11. Intellectual Property

  1. The intellectual property rights to everything that the Contractor uses and/or makes available in the context of the performance of the Agreement, are vested in the Contractor or its licensors. Nothing in the Agreement or these terms and conditions is intended to transfer intellectual property rights, unless expressly stated otherwise in writing.
  2. The Client is expressly prohibited from providing, reproducing, publishing or exploiting anything on which the intellectual property of the Contractor is based, including but not limited to computer programs, system designs, working methods, advice, (model) contracts and other intellectual products, all in the broadest sense of the word, with or without the involvement of third parties.
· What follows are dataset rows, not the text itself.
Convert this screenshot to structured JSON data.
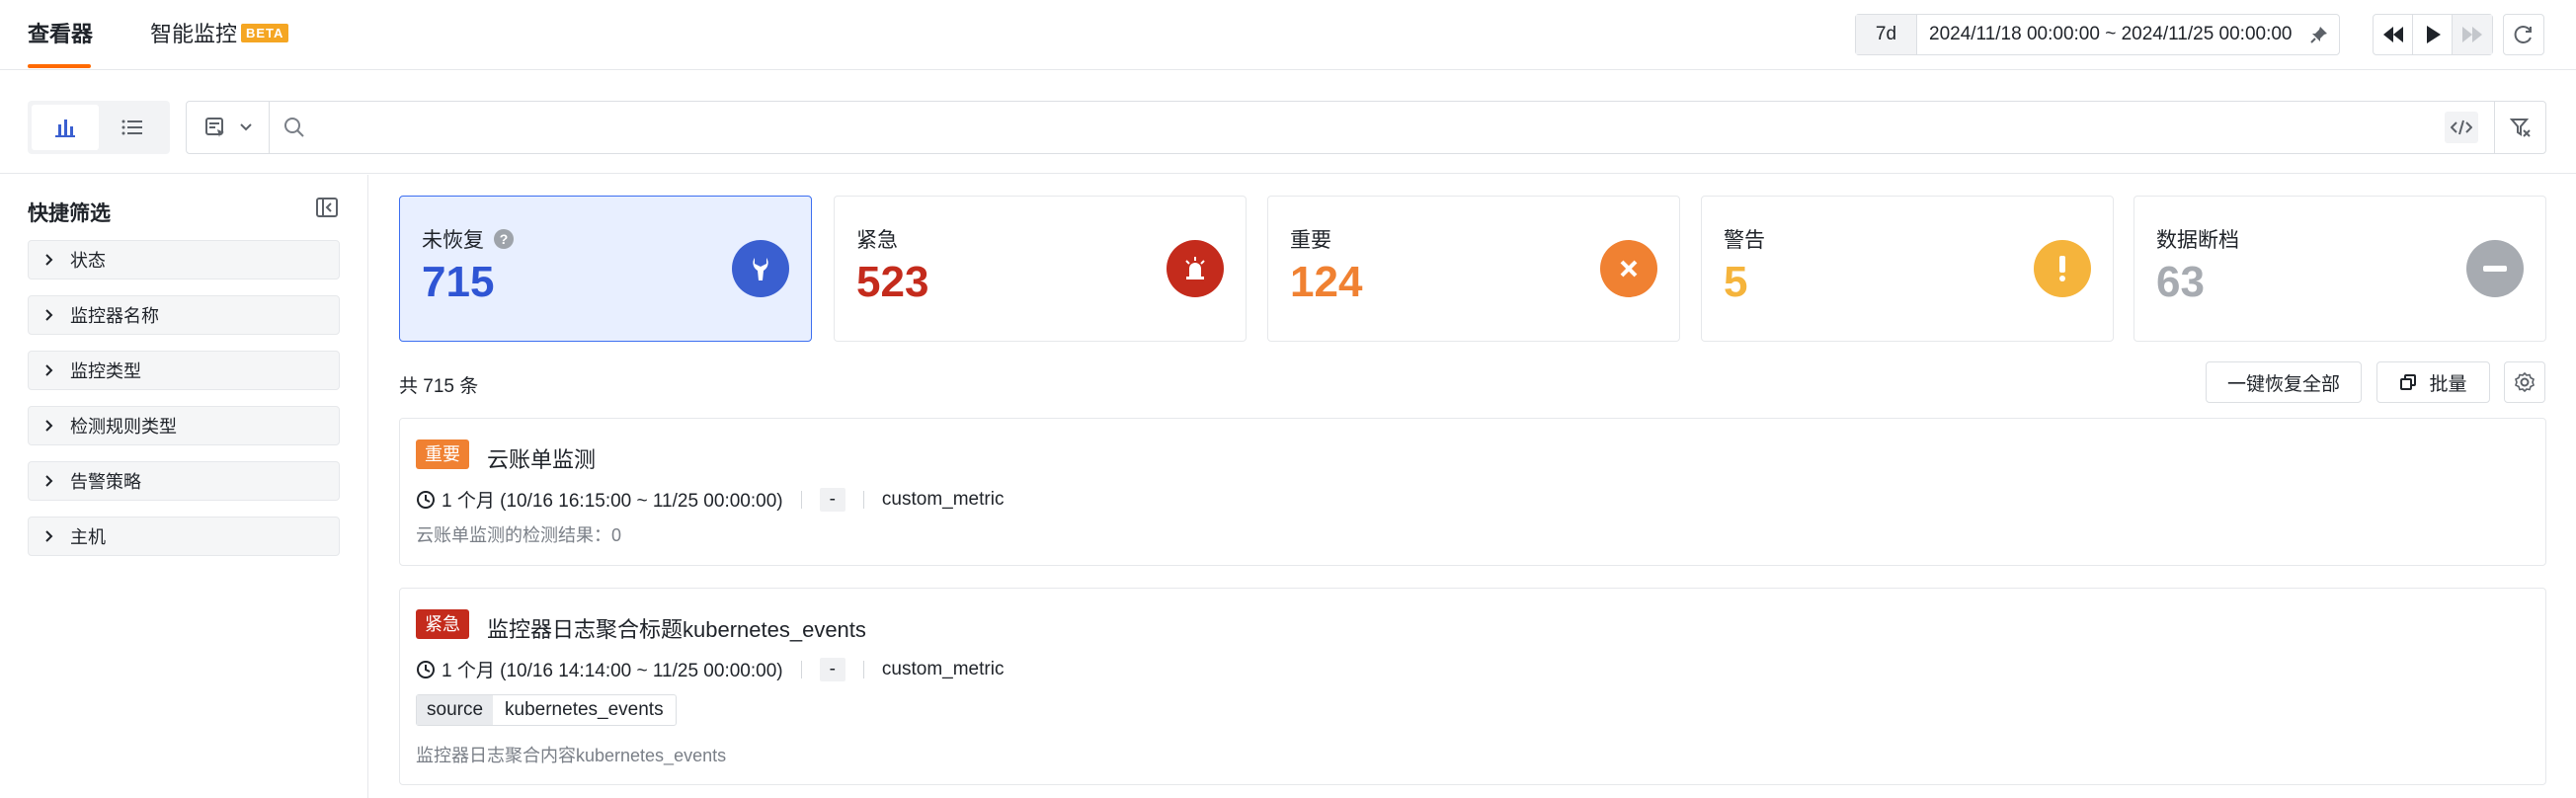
{
  "nav": {
    "tabs": [
      {
        "label": "查看器",
        "active": true
      },
      {
        "label": "智能监控",
        "active": false
      }
    ],
    "beta_badge": "BETA"
  },
  "time": {
    "range_label": "7d",
    "range_text": "2024/11/18 00:00:00 ~ 2024/11/25 00:00:00"
  },
  "search": {
    "placeholder": ""
  },
  "sidebar": {
    "title": "快捷筛选",
    "items": [
      {
        "label": "状态"
      },
      {
        "label": "监控器名称"
      },
      {
        "label": "监控类型"
      },
      {
        "label": "检测规则类型"
      },
      {
        "label": "告警策略"
      },
      {
        "label": "主机"
      }
    ]
  },
  "stats": [
    {
      "label": "未恢复",
      "value": "715",
      "color": "#2f55d4",
      "icon_color": "#3a5fd0",
      "icon": "wrench-icon",
      "selected": true
    },
    {
      "label": "紧急",
      "value": "523",
      "color": "#c42b1c",
      "icon_color": "#c42b1c",
      "icon": "siren-icon",
      "selected": false
    },
    {
      "label": "重要",
      "value": "124",
      "color": "#f08132",
      "icon_color": "#f08132",
      "icon": "x-circle-icon",
      "selected": false
    },
    {
      "label": "警告",
      "value": "5",
      "color": "#f5b43c",
      "icon_color": "#f5b43c",
      "icon": "exclamation-icon",
      "selected": false
    },
    {
      "label": "数据断档",
      "value": "63",
      "color": "#a7abb1",
      "icon_color": "#a7abb1",
      "icon": "minus-icon",
      "selected": false
    }
  ],
  "list": {
    "count_text": "共 715 条",
    "recover_all_label": "一键恢复全部",
    "batch_label": "批量"
  },
  "events": [
    {
      "level": "重要",
      "level_color": "#f08132",
      "title": "云账单监测",
      "duration": "1 个月 (10/16 16:15:00 ~ 11/25 00:00:00)",
      "dash": "-",
      "metric_type": "custom_metric",
      "tag_key": "",
      "tag_value": "",
      "description": "云账单监测的检测结果：0"
    },
    {
      "level": "紧急",
      "level_color": "#c42b1c",
      "title": "监控器日志聚合标题kubernetes_events",
      "duration": "1 个月 (10/16 14:14:00 ~ 11/25 00:00:00)",
      "dash": "-",
      "metric_type": "custom_metric",
      "tag_key": "source",
      "tag_value": "kubernetes_events",
      "description": "监控器日志聚合内容kubernetes_events"
    }
  ]
}
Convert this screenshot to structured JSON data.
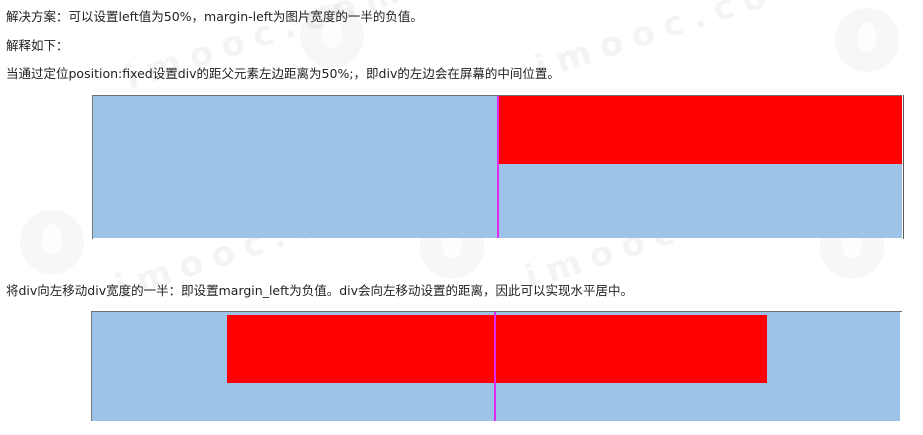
{
  "doc": {
    "line1": "解决方案：可以设置left值为50%，margin-left为图片宽度的一半的负值。",
    "line2": "解释如下：",
    "line3": "当通过定位position:fixed设置div的距父元素左边距离为50%;，即div的左边会在屏幕的中间位置。",
    "line4": "将div向左移动div宽度的一半：即设置margin_left为负值。div会向左移动设置的距离，因此可以实现水平居中。"
  },
  "watermark": {
    "text": "imooc.com"
  },
  "colors": {
    "container_bg": "#9dc3e8",
    "box": "#ff0000",
    "center_line": "#e02bf0"
  }
}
12. Electronic communication and electronic filing of annual accounts

  1. During the execution of the Assignment, the Client and Contractor may communicate with each other by electronic means and/or use electronic storage (such as cloud applications). Unless otherwise agreed in writing, the parties may assume that sending correctly addressed fax messages, e-mails (including e-mails sent via the internet) and voicemail messages, regardless of whether they contain confidential information or documents relating to the Assignment, will be mutually accepted. The same applies to other means of communication used or accepted by the other party.
  2. Client and Contractor shall not be liable to each other for any damage that may arise for one or both of them as a result of the use of electronic means of communication, networks, applications, electronic storage, or other systems, including – but not limited to – damage resulting from non-delivery or delay in the delivery of electronic communication, omissions, distortion, interception or manipulation of electronic communication by third parties or by software/equipment used for sending, receiving or processing electronic communication, transmission of viruses and the failure or malfunctioning of the telecommunications network or other means required for electronic communication, except to the extent that the damage is the result of intent or gross negligence. The foregoing also applies to the use that Contractor makes thereof in its contacts with third parties.
  3. In addition to the previous paragraph, the Contractor accepts no liability for any damage arising from or in connection with the electronic sending of (electronic) annual statements and the digital filing thereof with the Chamber of Commerce.
  4. Both the Client and the Contractor shall do or refrain from doing everything that may reasonably be expected of each of them to prevent the aforementioned risks from occurring.
  5. The data extracts from the computer systems of the sender constitute conclusive evidence of (the content of) the electronic communication sent by the sender until such time as the recipient provides evidence to the contrary.
  6. The provisions of Article 8 apply accordingly.

13. Complaints, expiry period and disputes

  1. Any complaints about the performance of the agreement must be reported to the Contractor in writing within 8 weeks of discovery.
  2. Complaints that are not reported within this period will lapse.
  3. All disputes arising from or related to the agreement are exclusively governed by Dutch law. Disputes will initially be resolved by mutual agreement. If this does not succeed, it is authorized to submit the dispute to the competent court in the district where the Contractor is established.

14. Final provisions

  1. If one or more provisions of these terms and conditions prove to be null and void or voidable, the validity of the remaining provisions shall remain unaffected.
  2. Contractor reserves the right to amend these terms and conditions. The amended terms and conditions shall enter into force after publication on Contractor’s website and/or written notification to the client.